“Have you heard anything yet?” my (then) coworker Christina asked me.
“No,” I said, checking my email for the 11th time in five minutes.
It was the day before Thanksgiving, many years ago, and we were waiting to hear whether the office was closing early. I wasn’t overly concerned; to me it just meant getting ahead of traffic and maybe being able to stop at the grocery store. But to Christina, an early dismissal meant she’d be able to attend the feast at her daughter’s daycare.
“I should’ve called in sick,” she said. Sadly, this was her only option after having burned through her 10 vacation days (at least half of which were spent on sick days for her toddler).
“What happens if you ask Dee?”
“Well, about a month ago I asked her I could leave at 3 o’clock to pick up my daughter, and she said I needed to take a half-day, because if ‘an exception is made’ for me, it’s not fair to everyone else.”
I was floored. I knew that her boss had a reputation of doing things very much by the book, but this was ridiculous. Did Dee really believe her staff was so immature that they’d resent her for showing empathy to a staff member? Or was she just so set in her ways that she refused to see that sometimes a leader can — and should — make an exception?
Either way, she failed.
As it turned out, we were dismissed two hours early that day, which enabled Christina to catch the tail-end of the feast. But it was too little, too late. Two weeks later, she gave notice after landing a part-time job that afforded her some flexibility. After two months with the company (which was a competing publisher), she earned a full-time position that allowed her to work from home three days a week. She’s still there, having risen quickly to a management role. And the only one surprised by her success was Dee, who had a tough time replacing such a solid team member.

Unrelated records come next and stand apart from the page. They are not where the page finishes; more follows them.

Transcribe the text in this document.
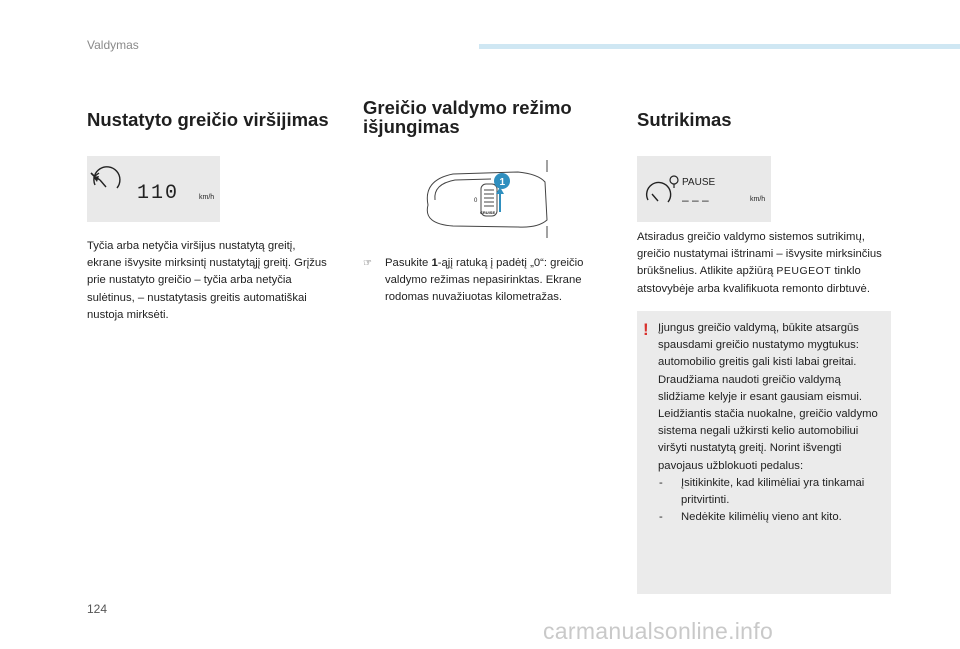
Valdymas
Nustatyto greičio viršijimas
110	km/h

Tyčia arba netyčia viršijus nustatytą greitį, ekrane išvysite mirksintį nustatytąjį greitį. Grįžus prie nustatyto greičio – tyčia arba netyčia sulėtinus, – nustatytasis greitis automatiškai nustoja mirksėti.

Greičio valdymo režimo
išjungimas
0
CRUISE
1
☞ Pasukite 1-ąjį ratuką į padėtį „0“: greičio valdymo režimas nepasirinktas. Ekrane rodomas nuvažiuotas kilometražas.
Sutrikimas
PAUSE
– – –	km/h

Atsiradus greičio valdymo sistemos sutrikimų, greičio nustatymai ištrinami – išvysite mirksinčius brūkšnelius. Atlikite apžiūrą PEUGEOT tinklo atstovybėje arba kvalifikuota remonto dirbtuvė.

! Įjungus greičio valdymą, būkite atsargūs spausdami greičio nustatymo mygtukus: automobilio greitis gali kisti labai greitai. Draudžiama naudoti greičio valdymą slidžiame kelyje ir esant gausiam eismui. Leidžiantis stačia nuokalne, greičio valdymo sistema negali užkirsti kelio automobiliui viršyti nustatytą greitį. Norint išvengti pavojaus užblokuoti pedalus:
- Įsitikinkite, kad kilimėliai yra tinkamai pritvirtinti.
- Nedėkite kilimėlių vieno ant kito.
124
carmanualsonline.info
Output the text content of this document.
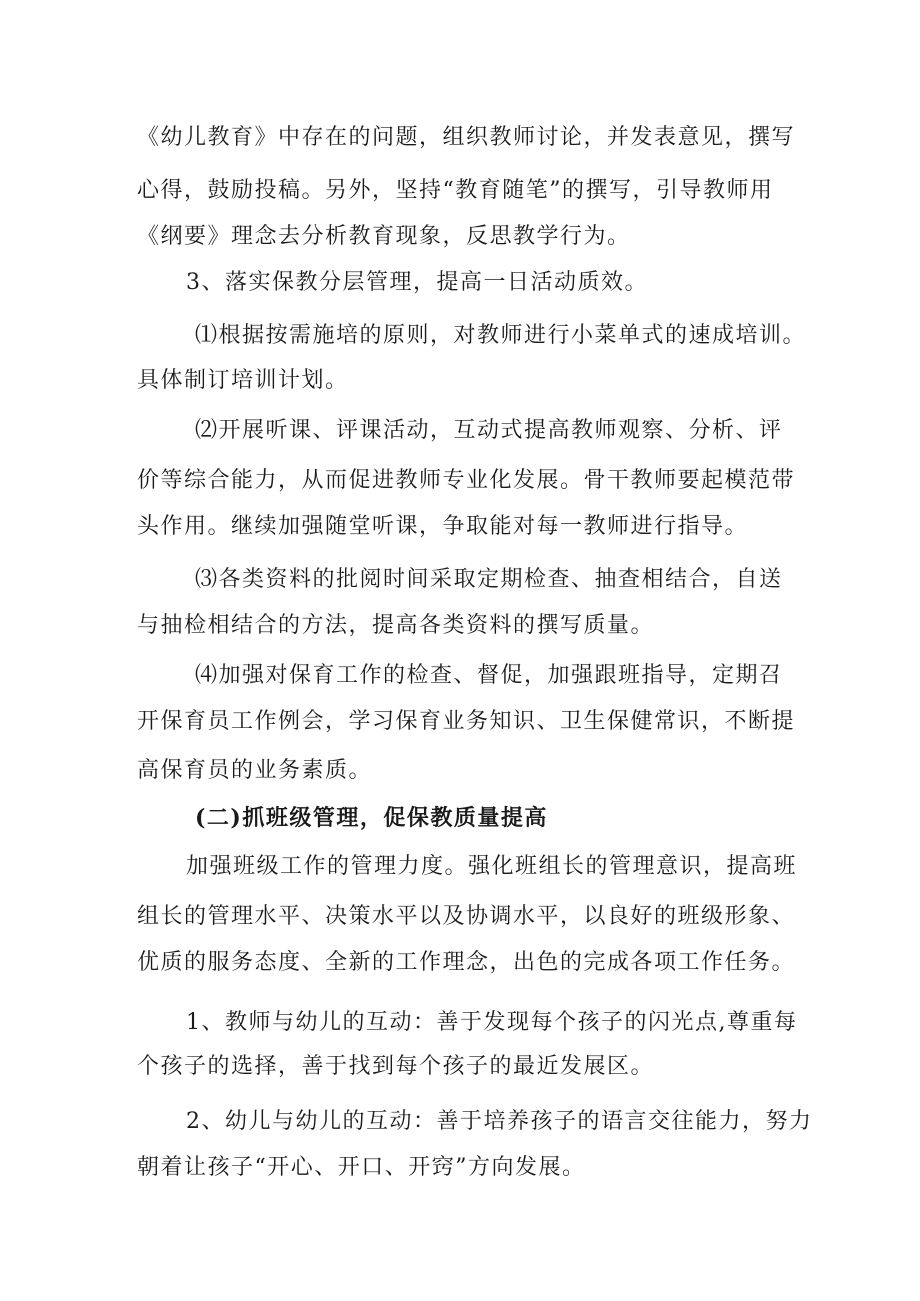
《幼儿教育》中存在的问题，组织教师讨论，并发表意见，撰写
心得，鼓励投稿。另外，坚持“教育随笔”的撰写，引导教师用
《纲要》理念去分析教育现象，反思教学行为。
3、落实保教分层管理，提高一日活动质效。
⑴根据按需施培的原则，对教师进行小菜单式的速成培训。
具体制订培训计划。
⑵开展听课、评课活动，互动式提高教师观察、分析、评
价等综合能力，从而促进教师专业化发展。骨干教师要起模范带
头作用。继续加强随堂听课，争取能对每一教师进行指导。
⑶各类资料的批阅时间采取定期检查、抽查相结合，自送
与抽检相结合的方法，提高各类资料的撰写质量。
⑷加强对保育工作的检查、督促，加强跟班指导，定期召
开保育员工作例会，学习保育业务知识、卫生保健常识，不断提
高保育员的业务素质。
(二)抓班级管理，促保教质量提高
加强班级工作的管理力度。强化班组长的管理意识，提高班
组长的管理水平、决策水平以及协调水平，以良好的班级形象、
优质的服务态度、全新的工作理念，出色的完成各项工作任务。
1、教师与幼儿的互动：善于发现每个孩子的闪光点,尊重每
个孩子的选择，善于找到每个孩子的最近发展区。
2、幼儿与幼儿的互动：善于培养孩子的语言交往能力，努力
朝着让孩子“开心、开口、开窍”方向发展。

Unfortunately, it’s a story most of us have heard before, in one form or another. And for me, it seems to be a recurring theme. In the past few months, two friends of mine who are moms left coveted positions for jobs that offered more flexibility, and I understood completely. As working parents, we constantly have to make compromises and say no to events that we’d love to attend, but simply can’t. To us, the opportunity to be able to say ‘yes’ is priceless.
It’s an absolute game-changer — I know it was for me.
And so when I recently saw that the holiday craft party at my children’s day care facility was being held on a Wednesday — the day I usually meet with Anthony — I knew I’d just have to ask, and he’d probably be fine with it. He was. And I have to say, seeing the words ‘no worries’ in his reply made me feel incredibly grateful. Because the reality is that for every mother who is fortunate enough to be able to attend a craft party, there are many more who run into resistance at every turn, and constantly have to turn down invitations to concerts, feasts, and holiday celebrations.
And that’s the biggest fear among working moms: missing out. It’s the reason that many talented women choose to lean out, cut back on hours, or avoid the fast track. As a result, companies are missing out on talented, driven, smart people. On the other hand, leaders to create a culture of flexibility and encourage people to put family first get workers who are appreciative and determined to give their best effort.
As a parent, I know that there will be times when I miss a Halloween parade (as was the case last year when my flight from CHIME was delayed for 3 hours) or arrive late for daycare pickup (as Sue Schade can attest). But there are also times like yesterday, when I can be there for my kids — and then return to work with hands covered in glitter, ready to conquer the day.